Он появлялся у меня в комнате. Садился в кресло, а я на кровать. И начинал рассказывать. Он брал стихотворения, которые я переводил, и подробно их разбирал — я видел его карандашные пометки на полях, вычеркнутые куски, вопросительные и восклицательные знаки. Иногда попадалось «Оч. хорошо!», и он говорил мне, что я нашел то, что нужно. Что это было — теперь я уже не вспомню, но тогда я и сам чувствовал, что нашел точную формулу, слово, фразу, стих, приближающие меня к оригиналу. Я это видел, и это была жизнь. А потом он читал мне стихи. Он помнил наизусть всю русскую поэзию! И каждое стихотворение было, как сказал Мандельштам, — «ворованный воздух».

Я мог бы рассказать о его встречах с Ахматовой, о том, как он читал наизусть Мандельштама, Заболоцкого, Пастернака, о его разговорах с Бродским (которого он яростно защищал во время суда и с которым очень дружил).
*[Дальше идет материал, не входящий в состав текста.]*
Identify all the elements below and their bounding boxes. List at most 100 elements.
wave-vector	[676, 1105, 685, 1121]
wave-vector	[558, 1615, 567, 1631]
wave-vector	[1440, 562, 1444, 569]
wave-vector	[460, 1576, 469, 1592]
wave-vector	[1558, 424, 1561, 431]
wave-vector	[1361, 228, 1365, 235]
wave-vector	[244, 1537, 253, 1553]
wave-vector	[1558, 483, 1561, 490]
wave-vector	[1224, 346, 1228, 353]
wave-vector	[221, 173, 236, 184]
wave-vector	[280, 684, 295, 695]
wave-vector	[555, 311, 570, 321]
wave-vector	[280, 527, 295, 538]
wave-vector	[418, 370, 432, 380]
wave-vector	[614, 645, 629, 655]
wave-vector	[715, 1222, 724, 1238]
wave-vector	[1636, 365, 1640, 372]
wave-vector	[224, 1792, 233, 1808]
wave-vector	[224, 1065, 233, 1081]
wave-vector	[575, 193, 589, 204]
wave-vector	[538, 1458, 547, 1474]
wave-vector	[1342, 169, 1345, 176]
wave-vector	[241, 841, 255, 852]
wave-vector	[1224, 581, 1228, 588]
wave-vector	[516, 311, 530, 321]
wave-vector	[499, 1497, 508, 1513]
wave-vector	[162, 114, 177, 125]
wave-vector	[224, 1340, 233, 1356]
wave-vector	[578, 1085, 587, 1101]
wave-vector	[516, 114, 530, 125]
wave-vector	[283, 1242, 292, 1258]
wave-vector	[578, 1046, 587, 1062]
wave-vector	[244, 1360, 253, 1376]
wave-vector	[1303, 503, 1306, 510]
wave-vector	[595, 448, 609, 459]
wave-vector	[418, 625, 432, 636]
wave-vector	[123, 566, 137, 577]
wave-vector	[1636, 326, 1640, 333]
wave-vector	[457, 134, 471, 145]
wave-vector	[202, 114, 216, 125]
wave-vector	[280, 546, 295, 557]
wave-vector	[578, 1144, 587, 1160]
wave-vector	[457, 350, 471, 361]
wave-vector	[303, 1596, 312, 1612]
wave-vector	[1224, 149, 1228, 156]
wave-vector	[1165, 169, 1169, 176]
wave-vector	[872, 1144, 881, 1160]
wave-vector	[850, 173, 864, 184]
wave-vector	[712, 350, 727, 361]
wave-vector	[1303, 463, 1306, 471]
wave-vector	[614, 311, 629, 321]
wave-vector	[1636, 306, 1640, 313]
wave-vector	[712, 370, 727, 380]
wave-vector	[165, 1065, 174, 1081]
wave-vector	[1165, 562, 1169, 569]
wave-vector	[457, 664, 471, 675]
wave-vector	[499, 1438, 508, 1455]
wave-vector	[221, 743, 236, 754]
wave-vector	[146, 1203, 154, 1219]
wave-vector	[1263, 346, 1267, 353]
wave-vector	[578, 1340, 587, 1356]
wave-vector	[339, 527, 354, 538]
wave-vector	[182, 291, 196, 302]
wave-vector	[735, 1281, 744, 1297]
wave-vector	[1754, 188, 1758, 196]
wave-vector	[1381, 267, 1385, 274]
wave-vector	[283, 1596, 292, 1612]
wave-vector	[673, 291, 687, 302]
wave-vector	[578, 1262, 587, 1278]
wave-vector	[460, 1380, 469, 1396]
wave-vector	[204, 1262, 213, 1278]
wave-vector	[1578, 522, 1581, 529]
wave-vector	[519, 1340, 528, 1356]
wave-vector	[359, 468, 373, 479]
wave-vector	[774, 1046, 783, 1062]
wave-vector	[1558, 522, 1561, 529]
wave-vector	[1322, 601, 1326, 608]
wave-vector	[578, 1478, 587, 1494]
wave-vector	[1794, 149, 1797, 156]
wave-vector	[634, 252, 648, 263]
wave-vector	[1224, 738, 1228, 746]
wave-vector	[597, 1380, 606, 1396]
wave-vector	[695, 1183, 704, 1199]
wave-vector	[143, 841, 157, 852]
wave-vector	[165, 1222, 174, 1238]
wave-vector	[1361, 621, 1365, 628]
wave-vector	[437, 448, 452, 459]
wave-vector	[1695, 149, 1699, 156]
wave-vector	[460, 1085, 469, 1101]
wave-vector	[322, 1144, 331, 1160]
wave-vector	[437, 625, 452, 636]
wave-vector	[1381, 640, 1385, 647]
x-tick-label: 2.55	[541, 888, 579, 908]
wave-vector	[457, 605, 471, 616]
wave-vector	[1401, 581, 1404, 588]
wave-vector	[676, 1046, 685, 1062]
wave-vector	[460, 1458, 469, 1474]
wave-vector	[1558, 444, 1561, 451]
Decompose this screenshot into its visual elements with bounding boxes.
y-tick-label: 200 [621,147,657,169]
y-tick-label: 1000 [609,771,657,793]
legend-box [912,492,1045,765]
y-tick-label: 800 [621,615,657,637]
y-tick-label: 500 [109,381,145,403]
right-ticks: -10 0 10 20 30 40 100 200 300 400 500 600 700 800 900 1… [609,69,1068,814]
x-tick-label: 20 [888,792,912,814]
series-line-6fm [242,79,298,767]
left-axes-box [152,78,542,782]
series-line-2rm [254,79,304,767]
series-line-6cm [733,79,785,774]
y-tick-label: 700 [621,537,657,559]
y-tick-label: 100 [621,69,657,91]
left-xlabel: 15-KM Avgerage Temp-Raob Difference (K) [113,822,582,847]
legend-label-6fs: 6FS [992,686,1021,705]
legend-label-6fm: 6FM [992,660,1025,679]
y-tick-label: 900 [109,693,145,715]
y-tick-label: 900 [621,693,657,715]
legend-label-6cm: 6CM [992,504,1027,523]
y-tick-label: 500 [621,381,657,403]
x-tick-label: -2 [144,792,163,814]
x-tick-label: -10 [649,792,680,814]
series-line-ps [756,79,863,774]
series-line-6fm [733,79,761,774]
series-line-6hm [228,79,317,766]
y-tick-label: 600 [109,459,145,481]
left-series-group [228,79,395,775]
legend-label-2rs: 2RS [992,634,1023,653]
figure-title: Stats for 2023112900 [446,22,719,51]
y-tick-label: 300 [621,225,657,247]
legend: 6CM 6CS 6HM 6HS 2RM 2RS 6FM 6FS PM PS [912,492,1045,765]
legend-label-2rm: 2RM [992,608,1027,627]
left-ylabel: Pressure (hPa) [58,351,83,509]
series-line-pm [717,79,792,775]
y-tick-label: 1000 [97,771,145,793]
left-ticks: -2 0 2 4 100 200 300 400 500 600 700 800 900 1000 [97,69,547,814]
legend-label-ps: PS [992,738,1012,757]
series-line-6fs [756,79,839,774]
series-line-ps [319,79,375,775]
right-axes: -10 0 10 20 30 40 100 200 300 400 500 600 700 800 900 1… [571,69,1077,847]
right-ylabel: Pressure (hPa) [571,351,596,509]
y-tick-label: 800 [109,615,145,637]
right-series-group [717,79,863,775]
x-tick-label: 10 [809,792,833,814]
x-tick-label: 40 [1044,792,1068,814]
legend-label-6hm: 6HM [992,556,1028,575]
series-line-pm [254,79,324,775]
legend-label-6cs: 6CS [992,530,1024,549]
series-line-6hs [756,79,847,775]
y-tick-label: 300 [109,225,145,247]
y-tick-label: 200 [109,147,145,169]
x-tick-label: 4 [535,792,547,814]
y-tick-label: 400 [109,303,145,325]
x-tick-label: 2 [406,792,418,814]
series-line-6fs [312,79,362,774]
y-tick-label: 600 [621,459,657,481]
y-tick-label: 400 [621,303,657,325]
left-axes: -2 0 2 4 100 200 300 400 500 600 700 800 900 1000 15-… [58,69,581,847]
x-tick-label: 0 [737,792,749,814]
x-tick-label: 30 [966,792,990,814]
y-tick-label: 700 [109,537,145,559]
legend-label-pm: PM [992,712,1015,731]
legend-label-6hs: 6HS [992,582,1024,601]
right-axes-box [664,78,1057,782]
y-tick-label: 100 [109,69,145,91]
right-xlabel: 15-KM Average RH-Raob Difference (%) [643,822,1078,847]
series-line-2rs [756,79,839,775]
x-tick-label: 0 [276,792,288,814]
Однажды он начал читать мне стихи одного поэта, которого, вероятно, никто, кроме него, не помнил, потому что ни одно его стихотворение не было опубликовано. Он резко сжал кулаки (о Господи, он был очень высокий, крупный, и кулаки у него были огромные) и начал отбивать в воздухе ритм, скандируя: «Вниз головой! Вниз головой! Грызть кукурузу мостовой!» — это было поразительно. Автора этих двух строк звали Алик Ривин.

У них была общая молодость, они дружили в предвоенном Ленинграде, но Алик Ривин не был студентом. Это был человек одинокий, с легкой безуминкой, никто не знал, где он живет — чуть ли не на улице, а чтобы прокормиться, говорил Эткинд, он ловил бродячих кошек и продавал их в лаборатории на опыты или являлся к его, Эткинда, учителю, профессору Гуковскому (воспитавшему таких ученых, как Юрий Лотман, Илья Серман и многих других); это был один из лучших исследователей обожаемого мной русского романтизма; в 1950 году он умер в московской тюрьме Лефортово. Алик Ривин являлся к нему, усаживался на пол, протягивал руку и с еврейским акцентом изрекал: «Дайте рубель», а потом принимался кричать нараспев стихи, полные невероятной силы и яростного напора, — в них цитаты из самой высокой романтической поэзии были перемешаны со строчками из Пастернака, из эстрадных песенок, с ругательствами на идиш, полными образов, сошедших прямо с картин Шагала. Он размахивал рукой, и это было страшно, говорил Эткинд, потому что кисть руки была изувечена. Ему раздробил пальцы какой-то станок на заводе. Алик Ривин внушал страх, и он был грандиозен.

Читал мне Эткинд и другие его стихи. Например, написанные в самом начале войны, когда все молодые люди уходили на фронт, а он, Алик Ривин, остался в Ленинграде и бесследно исчез — должно быть, умер в блокаду.

Как придет война большая, Уберемся мы в подвал. Тишину с золой мешая, Ляжем на пол, наповал… [3]

Позже я перевел эти стихи:

Quand viendra la guerre grande Terrons-nous dans les abris, Mélangeant silence et cendre, Mornes, rances, louches, gris. Moi, l’inapte, avec les mioches Je me tords mes doigts broyés — La chronique du cinoche, Sous les bombes l’oreiller. Quel crétin roulait carrosse, Qui bouffait les petits oignons, Abrutis et pauvres gosses Qui se crêpent le chignon. Brins de thé, les ans voltigent, C’est la mort, au fond, qui bout — Toi et moi, enfants prodiges, On peut dire: «je m’en fous». Dans le champ d’honneur la balle Cherche à t’embrasser le front. Pan, c’est fait. Le vent t’emballe. Le barbu divin dit «bon». Dors sous terre, pauvre cave, Je dérange pas les morts, Mais je tremble dans ma cave Et je vis, je vis encore! Carabosse fauche, fauche, Troue les âmes, troue les peaux. Morts à droite, morts à gauche, Moi, dessous — sous un corbeau.

Эткинд читал его наизусть. Целые стихотворения, иногда фрагменты.

Мне исполнилось двадцать два. В день рождения я получил письмо. Эткинд, почти не умевший печатать на машинке (сколько его статей перепечатала мама!), перепечатал для меня все его стихи, которые помнил. На трех страничках. Все, уцелевшее от этой жизни.

Ефим Эткинд умер в 1999 году. У меня остались три этих листка.

Мои переводы стихов Ривина не опубликованы.